Taiwan, a major semiconductor manufacturing hub, has only received about 300,000 shots so far for its more than 23 million people, all AstraZeneca Plc vaccines, and those are rapidly running out. Hsiao Bi-khim, the de facto Taiwanese ambassador to the United States said that, she is in negotiations and striving for it.
As per the reports published in today’s Taiwan’s official News Agency, Taipei’s top official in Washington said she was in talks with the United States for a share of the COVID-19 vaccine doses President Joe Biden plans to send abroad.

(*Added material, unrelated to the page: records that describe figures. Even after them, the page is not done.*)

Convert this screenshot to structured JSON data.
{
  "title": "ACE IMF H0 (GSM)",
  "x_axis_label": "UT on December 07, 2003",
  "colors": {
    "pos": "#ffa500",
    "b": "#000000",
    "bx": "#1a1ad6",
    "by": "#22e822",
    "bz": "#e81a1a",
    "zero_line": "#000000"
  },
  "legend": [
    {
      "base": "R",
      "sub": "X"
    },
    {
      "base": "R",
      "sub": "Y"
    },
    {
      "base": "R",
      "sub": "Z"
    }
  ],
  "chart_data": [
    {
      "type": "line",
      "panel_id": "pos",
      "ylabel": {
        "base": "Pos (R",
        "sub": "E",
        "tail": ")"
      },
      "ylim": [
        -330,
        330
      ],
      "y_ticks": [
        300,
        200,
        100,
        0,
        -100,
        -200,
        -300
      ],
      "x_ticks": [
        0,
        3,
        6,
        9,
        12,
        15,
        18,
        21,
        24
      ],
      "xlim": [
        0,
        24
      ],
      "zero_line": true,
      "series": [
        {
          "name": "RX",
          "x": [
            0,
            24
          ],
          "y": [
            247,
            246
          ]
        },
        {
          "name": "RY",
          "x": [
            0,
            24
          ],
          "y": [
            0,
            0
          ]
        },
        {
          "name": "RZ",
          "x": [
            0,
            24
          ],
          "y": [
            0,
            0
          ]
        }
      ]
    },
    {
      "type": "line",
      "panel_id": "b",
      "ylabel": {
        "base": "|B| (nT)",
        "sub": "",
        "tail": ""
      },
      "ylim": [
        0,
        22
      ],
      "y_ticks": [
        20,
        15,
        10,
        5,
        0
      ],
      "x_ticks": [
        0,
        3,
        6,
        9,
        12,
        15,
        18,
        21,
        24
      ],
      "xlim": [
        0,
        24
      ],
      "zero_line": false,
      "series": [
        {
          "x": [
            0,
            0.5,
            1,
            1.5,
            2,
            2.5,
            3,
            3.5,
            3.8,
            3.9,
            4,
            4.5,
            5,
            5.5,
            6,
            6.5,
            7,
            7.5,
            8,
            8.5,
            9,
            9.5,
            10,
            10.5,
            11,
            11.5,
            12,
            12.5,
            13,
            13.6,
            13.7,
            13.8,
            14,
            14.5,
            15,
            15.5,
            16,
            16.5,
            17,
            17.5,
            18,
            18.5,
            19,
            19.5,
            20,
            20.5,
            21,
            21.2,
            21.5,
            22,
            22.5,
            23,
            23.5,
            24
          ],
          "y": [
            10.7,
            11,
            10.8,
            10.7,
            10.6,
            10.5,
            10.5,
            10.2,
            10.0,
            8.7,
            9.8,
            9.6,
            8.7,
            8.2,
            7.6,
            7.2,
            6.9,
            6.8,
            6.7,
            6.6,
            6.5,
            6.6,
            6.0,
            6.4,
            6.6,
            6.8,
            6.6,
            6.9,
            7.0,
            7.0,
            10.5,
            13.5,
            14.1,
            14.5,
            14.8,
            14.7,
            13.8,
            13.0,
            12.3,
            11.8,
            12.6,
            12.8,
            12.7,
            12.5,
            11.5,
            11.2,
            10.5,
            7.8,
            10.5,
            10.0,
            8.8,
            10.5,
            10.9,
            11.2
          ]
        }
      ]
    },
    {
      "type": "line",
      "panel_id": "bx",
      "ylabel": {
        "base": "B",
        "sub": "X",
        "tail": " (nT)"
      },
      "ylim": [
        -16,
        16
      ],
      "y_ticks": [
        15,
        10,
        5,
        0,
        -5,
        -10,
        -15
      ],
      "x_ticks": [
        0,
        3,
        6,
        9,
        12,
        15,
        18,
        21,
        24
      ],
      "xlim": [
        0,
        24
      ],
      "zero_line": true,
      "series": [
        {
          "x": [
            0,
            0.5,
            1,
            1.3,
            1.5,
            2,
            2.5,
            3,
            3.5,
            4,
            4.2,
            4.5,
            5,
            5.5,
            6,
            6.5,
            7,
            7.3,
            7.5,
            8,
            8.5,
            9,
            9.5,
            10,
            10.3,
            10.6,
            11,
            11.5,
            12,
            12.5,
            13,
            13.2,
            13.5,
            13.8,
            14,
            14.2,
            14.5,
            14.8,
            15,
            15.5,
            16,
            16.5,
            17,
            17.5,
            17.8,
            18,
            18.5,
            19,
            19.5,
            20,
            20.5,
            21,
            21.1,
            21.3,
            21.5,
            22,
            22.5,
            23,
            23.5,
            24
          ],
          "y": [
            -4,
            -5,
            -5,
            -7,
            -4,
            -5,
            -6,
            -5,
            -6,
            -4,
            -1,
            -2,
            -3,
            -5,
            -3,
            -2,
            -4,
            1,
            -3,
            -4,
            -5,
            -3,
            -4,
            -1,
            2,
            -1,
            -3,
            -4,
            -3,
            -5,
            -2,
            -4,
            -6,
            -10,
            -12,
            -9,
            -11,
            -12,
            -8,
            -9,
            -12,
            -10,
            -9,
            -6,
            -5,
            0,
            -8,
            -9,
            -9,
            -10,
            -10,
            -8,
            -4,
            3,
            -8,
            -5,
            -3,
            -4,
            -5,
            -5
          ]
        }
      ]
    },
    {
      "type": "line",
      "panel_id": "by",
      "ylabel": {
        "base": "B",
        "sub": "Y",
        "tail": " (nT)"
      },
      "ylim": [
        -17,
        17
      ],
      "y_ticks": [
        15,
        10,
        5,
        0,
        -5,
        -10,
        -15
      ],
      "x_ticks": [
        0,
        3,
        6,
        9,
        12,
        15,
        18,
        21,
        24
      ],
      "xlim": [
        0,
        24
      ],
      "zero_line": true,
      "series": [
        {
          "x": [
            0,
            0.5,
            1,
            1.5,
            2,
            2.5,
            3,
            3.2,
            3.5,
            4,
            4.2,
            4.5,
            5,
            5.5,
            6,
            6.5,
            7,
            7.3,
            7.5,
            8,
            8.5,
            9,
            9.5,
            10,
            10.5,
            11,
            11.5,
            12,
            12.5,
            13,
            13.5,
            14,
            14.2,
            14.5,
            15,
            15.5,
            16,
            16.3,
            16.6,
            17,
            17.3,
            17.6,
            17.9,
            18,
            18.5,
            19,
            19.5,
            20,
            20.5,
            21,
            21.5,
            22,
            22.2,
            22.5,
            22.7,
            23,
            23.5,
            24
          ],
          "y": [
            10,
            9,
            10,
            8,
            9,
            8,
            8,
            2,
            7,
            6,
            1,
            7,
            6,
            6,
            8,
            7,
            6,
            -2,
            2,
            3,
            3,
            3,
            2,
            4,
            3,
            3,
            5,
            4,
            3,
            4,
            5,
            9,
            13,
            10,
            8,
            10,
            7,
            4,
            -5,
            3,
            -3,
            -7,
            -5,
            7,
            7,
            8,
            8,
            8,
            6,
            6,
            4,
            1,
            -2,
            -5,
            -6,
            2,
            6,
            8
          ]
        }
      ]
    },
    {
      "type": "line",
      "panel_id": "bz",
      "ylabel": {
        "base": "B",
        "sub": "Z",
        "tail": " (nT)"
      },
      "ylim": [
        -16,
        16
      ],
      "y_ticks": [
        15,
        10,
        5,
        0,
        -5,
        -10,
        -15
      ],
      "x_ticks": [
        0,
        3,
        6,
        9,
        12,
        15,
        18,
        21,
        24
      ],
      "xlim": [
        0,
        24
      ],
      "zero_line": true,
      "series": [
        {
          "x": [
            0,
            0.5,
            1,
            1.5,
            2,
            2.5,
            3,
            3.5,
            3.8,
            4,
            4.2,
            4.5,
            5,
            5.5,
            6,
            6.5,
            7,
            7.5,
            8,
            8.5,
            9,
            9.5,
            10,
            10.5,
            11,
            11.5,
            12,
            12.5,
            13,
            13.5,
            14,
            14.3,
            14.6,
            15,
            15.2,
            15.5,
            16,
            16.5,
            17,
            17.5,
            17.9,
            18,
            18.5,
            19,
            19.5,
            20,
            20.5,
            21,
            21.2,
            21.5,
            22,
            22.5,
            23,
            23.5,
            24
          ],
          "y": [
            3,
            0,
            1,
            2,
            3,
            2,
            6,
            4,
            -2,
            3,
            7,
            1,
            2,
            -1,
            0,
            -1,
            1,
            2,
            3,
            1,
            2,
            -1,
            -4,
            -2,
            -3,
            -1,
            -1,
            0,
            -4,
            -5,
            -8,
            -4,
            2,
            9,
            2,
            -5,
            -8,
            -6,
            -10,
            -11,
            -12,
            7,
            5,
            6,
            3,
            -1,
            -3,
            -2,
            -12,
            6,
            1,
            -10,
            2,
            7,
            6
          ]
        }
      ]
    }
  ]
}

She said that although vaccine purchases were the remit of Taiwan’s health ministry, her office’s role was to talk to the United States about speeding up those requests.
President Biden had said that the United States would send at least 20 million more vaccine doses abroad by the end of June.
Taiwan President Tsai Ing-wen, today, said they hoped to provide domestically-developed vaccines before the end of July, and that more imported ones were on the way.